(pd) Mehr als 60 Beratungstermine seit Start des neuen Services: Das Projektteam von INFOBEST 4.0 | Service Zentrum Oberrhein stellt auf der Vollversammlung erste Zahlen vor.
Seit 1. Februar unterstützen zwei Kundenberaterinnen von INFOBEST Ratsuchende beim Ausfüllen ihrer Online-Anträge in grenzüberschreitenden Sachverhalten. So haben sie inzwischen über 60 Bürgerinnen und Bürgern bei individuellen Beratungsterminen helfen können. Inhaltlich ging es meist um Rentenanträge, wo Grenzgängerinnen und Grenzgängern oft nicht klar ist, welche Informationen im Antrag abgefragt werden oder welche Häkchen zu setzen sind. Aber auch zu Familienleistungen wie Kindergeld in Deutschland oder den französischen allocations familiales konnten die Beraterinnen die Fragen beantworten.
Die Sprachbarriere gerade bei bürokratischen Formularen, die oft sehr komplexen grenzüberschreitenden Antragsverfahren sowie fehlende Ansprechpersonen bei den nationalen Behörden machen den neuen Service für viele zu einer wertvollen Hilfe. «Ich weiss nicht, wie ich das allein geschafft hätte», ist ein häufiges Feedback der erleichterten Kundinnen und Kunden.
Diese Zahlen und Erfahrungen stellte das Projektteam heute auf der ersten Vollversammlung des trinationalen Projekts INFOBEST 4.0 | Service Zentrum Oberrhein in Strassburg vor. Auch bei der internen Weiterentwicklung des INFOBEST-Netzwerks in den Bereichen Koordination, Kommunikation und Digitalisierung verzeichnet das Projektteam erste Ergebnisse und Mehrwerte seit dem Projektbeginn Anfang Oktober 2023. Zum Beispiel konnten für das INFOBEST-Netzwerk neue gezielte Fortbildungen bei der Deutschen Rentenversicherung, der Familienkasse, der L-Bank Karlsruhe sowie bei der französischen Krankenkasse CARSAT und der Caisse d’Allocations familiales organisiert werden, die die Qualität der Bürgerberatung sichern.

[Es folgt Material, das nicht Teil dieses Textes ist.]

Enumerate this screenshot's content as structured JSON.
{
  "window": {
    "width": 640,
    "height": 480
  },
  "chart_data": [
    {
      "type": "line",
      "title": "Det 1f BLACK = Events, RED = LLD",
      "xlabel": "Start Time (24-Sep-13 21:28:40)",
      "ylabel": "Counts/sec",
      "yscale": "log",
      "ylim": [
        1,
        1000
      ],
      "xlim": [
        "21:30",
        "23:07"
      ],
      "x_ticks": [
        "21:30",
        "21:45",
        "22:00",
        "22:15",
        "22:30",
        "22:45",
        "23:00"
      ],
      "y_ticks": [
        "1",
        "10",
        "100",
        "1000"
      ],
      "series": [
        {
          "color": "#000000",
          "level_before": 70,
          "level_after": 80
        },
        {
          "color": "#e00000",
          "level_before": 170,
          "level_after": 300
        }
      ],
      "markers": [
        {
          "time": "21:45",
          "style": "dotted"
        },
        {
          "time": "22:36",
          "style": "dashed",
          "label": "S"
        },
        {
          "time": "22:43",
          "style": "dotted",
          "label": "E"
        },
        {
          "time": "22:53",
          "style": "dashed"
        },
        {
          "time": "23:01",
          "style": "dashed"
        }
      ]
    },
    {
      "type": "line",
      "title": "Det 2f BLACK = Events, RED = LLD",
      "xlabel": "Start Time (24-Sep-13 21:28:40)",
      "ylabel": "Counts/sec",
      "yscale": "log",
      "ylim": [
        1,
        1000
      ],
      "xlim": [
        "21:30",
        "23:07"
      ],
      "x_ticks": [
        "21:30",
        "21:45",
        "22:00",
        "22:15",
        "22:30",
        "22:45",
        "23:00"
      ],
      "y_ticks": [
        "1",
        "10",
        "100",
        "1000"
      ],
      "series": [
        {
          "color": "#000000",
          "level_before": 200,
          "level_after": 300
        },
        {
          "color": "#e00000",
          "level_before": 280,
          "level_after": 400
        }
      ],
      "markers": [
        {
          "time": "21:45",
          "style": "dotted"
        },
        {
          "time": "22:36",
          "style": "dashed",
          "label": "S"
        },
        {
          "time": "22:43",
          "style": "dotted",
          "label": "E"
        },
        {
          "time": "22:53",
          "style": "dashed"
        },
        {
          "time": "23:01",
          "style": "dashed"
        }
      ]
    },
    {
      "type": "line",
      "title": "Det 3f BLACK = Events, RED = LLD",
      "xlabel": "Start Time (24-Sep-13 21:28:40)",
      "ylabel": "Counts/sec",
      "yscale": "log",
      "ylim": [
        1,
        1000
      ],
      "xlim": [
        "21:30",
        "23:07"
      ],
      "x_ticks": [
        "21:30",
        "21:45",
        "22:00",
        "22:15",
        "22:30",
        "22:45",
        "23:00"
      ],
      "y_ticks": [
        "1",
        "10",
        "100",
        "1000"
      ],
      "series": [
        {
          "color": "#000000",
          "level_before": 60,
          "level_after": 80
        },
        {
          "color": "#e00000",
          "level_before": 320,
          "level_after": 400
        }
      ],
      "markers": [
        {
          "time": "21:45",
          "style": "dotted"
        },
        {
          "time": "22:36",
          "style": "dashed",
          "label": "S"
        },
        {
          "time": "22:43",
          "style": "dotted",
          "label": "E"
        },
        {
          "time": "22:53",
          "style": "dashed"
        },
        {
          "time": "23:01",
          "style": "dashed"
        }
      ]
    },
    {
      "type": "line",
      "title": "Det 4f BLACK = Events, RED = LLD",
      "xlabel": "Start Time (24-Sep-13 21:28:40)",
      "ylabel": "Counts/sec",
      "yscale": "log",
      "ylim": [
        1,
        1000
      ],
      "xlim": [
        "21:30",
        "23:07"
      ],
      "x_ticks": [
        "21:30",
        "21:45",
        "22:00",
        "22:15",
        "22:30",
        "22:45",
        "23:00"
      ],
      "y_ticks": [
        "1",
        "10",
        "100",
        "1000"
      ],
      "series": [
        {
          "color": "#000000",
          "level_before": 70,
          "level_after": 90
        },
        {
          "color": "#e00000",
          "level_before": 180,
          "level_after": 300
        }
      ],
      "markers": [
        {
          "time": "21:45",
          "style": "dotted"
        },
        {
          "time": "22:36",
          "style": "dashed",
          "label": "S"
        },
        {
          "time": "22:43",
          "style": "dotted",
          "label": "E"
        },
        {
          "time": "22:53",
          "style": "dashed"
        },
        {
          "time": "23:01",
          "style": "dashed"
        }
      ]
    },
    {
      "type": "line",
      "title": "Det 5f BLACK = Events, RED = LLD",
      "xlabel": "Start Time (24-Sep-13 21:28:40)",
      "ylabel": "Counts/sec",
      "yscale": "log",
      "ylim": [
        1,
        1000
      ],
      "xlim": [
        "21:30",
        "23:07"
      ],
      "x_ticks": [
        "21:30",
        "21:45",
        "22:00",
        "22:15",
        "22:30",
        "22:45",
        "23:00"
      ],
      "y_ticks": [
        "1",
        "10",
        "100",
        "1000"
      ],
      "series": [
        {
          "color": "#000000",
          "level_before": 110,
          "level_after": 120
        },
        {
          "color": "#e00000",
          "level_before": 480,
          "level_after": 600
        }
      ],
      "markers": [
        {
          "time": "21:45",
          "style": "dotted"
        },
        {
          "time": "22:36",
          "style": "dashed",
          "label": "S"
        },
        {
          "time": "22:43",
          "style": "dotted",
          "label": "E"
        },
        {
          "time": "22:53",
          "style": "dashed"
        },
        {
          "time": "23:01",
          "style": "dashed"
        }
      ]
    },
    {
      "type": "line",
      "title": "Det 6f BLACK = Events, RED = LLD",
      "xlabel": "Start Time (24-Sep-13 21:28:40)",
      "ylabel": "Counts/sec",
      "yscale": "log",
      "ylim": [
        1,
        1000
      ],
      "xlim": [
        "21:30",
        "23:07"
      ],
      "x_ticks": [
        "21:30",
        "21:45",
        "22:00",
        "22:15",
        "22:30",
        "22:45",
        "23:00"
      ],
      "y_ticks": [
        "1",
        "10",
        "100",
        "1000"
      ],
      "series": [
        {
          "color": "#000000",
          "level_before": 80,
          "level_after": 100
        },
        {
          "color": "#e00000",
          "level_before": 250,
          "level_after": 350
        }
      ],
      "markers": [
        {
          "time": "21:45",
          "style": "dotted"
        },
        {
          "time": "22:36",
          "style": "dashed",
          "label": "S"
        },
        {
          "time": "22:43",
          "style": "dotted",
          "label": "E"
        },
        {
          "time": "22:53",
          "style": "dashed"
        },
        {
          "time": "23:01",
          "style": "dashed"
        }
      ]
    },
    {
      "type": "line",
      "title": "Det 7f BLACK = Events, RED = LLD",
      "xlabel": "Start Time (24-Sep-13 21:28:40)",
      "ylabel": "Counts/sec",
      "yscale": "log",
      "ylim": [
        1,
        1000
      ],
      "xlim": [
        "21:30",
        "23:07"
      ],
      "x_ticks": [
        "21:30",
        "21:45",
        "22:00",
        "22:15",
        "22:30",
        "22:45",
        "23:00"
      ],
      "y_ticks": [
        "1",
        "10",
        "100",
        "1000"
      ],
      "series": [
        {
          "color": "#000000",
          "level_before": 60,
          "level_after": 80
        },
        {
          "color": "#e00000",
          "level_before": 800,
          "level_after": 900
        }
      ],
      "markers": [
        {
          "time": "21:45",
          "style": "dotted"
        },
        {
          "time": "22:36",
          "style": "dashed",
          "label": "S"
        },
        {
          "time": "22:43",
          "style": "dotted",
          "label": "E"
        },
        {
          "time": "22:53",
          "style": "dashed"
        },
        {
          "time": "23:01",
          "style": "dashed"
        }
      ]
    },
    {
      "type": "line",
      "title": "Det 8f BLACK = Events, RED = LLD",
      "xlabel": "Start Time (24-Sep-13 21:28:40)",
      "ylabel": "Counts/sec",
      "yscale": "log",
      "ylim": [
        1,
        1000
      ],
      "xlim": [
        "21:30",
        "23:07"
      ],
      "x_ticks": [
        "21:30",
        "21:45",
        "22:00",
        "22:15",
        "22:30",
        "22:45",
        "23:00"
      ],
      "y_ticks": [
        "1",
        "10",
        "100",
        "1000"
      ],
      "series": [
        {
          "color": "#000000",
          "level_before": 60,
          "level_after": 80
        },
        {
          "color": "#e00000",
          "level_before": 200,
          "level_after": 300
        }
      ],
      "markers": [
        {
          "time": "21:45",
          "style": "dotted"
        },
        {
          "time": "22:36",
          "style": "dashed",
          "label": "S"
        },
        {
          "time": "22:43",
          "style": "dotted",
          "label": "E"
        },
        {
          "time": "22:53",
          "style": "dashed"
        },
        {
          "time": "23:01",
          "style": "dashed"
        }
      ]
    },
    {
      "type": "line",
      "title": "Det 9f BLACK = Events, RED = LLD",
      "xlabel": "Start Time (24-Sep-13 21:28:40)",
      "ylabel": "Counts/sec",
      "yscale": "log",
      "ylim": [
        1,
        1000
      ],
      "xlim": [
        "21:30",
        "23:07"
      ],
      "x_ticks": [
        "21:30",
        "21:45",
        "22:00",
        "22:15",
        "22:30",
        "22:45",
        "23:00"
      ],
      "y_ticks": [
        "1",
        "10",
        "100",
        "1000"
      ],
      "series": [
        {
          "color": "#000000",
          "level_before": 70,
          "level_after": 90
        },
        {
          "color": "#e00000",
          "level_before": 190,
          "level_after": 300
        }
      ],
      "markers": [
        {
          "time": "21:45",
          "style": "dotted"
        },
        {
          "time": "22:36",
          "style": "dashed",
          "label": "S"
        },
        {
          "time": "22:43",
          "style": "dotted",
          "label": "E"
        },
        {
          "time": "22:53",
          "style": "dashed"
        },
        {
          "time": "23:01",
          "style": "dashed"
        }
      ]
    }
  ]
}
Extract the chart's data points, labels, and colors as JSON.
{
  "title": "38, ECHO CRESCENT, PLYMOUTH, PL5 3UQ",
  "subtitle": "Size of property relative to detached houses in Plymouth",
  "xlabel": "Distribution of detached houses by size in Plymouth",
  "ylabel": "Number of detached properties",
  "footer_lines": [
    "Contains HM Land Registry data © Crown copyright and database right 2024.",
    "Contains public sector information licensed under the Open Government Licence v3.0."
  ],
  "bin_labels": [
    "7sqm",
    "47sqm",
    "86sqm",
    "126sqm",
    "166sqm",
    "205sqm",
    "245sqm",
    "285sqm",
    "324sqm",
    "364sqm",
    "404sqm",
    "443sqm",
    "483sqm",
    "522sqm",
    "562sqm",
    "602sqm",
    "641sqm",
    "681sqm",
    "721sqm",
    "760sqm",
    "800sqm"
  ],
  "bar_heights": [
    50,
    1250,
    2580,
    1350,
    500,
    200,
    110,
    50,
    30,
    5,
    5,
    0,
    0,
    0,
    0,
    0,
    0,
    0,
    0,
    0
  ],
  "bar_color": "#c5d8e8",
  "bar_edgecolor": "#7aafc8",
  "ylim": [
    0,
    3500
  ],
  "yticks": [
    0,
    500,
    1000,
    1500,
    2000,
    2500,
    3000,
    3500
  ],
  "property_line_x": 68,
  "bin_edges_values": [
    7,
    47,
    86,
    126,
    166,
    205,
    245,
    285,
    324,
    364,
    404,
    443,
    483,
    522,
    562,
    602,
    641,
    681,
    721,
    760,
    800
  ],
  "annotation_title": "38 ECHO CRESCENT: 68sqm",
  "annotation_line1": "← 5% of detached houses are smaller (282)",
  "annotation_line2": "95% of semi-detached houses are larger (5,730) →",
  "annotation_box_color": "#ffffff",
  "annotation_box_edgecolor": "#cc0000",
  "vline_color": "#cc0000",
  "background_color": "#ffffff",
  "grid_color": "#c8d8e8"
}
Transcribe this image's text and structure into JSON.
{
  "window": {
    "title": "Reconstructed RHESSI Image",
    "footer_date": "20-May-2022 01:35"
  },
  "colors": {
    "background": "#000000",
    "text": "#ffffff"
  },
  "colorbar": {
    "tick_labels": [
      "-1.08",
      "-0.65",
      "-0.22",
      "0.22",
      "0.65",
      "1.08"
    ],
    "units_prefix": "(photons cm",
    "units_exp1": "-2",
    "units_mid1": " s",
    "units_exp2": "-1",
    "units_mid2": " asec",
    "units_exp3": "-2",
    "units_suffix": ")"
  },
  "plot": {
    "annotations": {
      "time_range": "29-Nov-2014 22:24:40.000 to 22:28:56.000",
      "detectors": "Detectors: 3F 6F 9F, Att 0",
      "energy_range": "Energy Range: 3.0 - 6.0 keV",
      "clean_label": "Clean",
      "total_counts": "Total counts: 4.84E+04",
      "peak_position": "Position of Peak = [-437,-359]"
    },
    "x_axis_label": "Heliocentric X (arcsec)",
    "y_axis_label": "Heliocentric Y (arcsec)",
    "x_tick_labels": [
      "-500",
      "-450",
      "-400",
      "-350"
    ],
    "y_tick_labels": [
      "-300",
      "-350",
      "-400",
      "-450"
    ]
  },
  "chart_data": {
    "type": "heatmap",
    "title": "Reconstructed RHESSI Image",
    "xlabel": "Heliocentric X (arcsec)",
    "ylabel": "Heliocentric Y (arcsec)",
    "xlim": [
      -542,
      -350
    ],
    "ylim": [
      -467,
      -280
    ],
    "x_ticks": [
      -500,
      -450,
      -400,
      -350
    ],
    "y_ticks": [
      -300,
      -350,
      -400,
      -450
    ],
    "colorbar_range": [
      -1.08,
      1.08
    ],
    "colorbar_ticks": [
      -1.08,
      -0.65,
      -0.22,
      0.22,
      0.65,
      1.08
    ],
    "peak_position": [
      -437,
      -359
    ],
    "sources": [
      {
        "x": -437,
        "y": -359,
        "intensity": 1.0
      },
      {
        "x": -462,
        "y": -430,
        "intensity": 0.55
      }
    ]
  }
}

Trinationale Zusammenarbeit aus Überzeugung
Zur Vollversammlung des gemeinsamen Projekts kamen Vertreterinnen und Vertreter aller rund 50 finanzierenden oder assoziierten Projektpartner aus Deutschland, Frankreich und der Schweiz zusammen. In den Räumlichkeiten der elsässischen Gebietskörperschaft Collectivité européenne d’Alsace beschlossen sie die gemeinsame Governance zum Projekt. Die Überzeugung, dass die Weiterentwicklung der INFOBESTen sowie Bürgernähe und digitale Beratungsangebote unerlässlich sind, eint die ausserordentlich vielen Projektbeteiligten über die Grenzen hinweg.
Über INFOBEST 4.0
INFOBEST 4.0 ist ein trinationales Projekt, um die vier INFOBESTen am Oberrhein weiterzuentwickeln. Ziel ist es, Bürgerinnen und Bürgern, aber auch Unternehmen, Vereinen und Verwaltungen am Oberrhein mit bewährten wie auch innovativen Ansätzen bei allen grenzüberschreitenden Anliegen zuverlässig und umfassend weiterzuhelfen. Besonders berücksichtigt werden dabei Bedarfe im Bereich Digitalisierung sowie die immer komplexeren grenzüberschreitenden Fragestellungen. Die INFOBESTen sollen sich dadurch zu grenzüberschreitenden Service-Zentren entwickeln, wo Bürgerinnen und Bürgern nach der Beratung gleich mehrere digitale Verwaltungsdienstleistungen mit professioneller Unterstützung nutzen können.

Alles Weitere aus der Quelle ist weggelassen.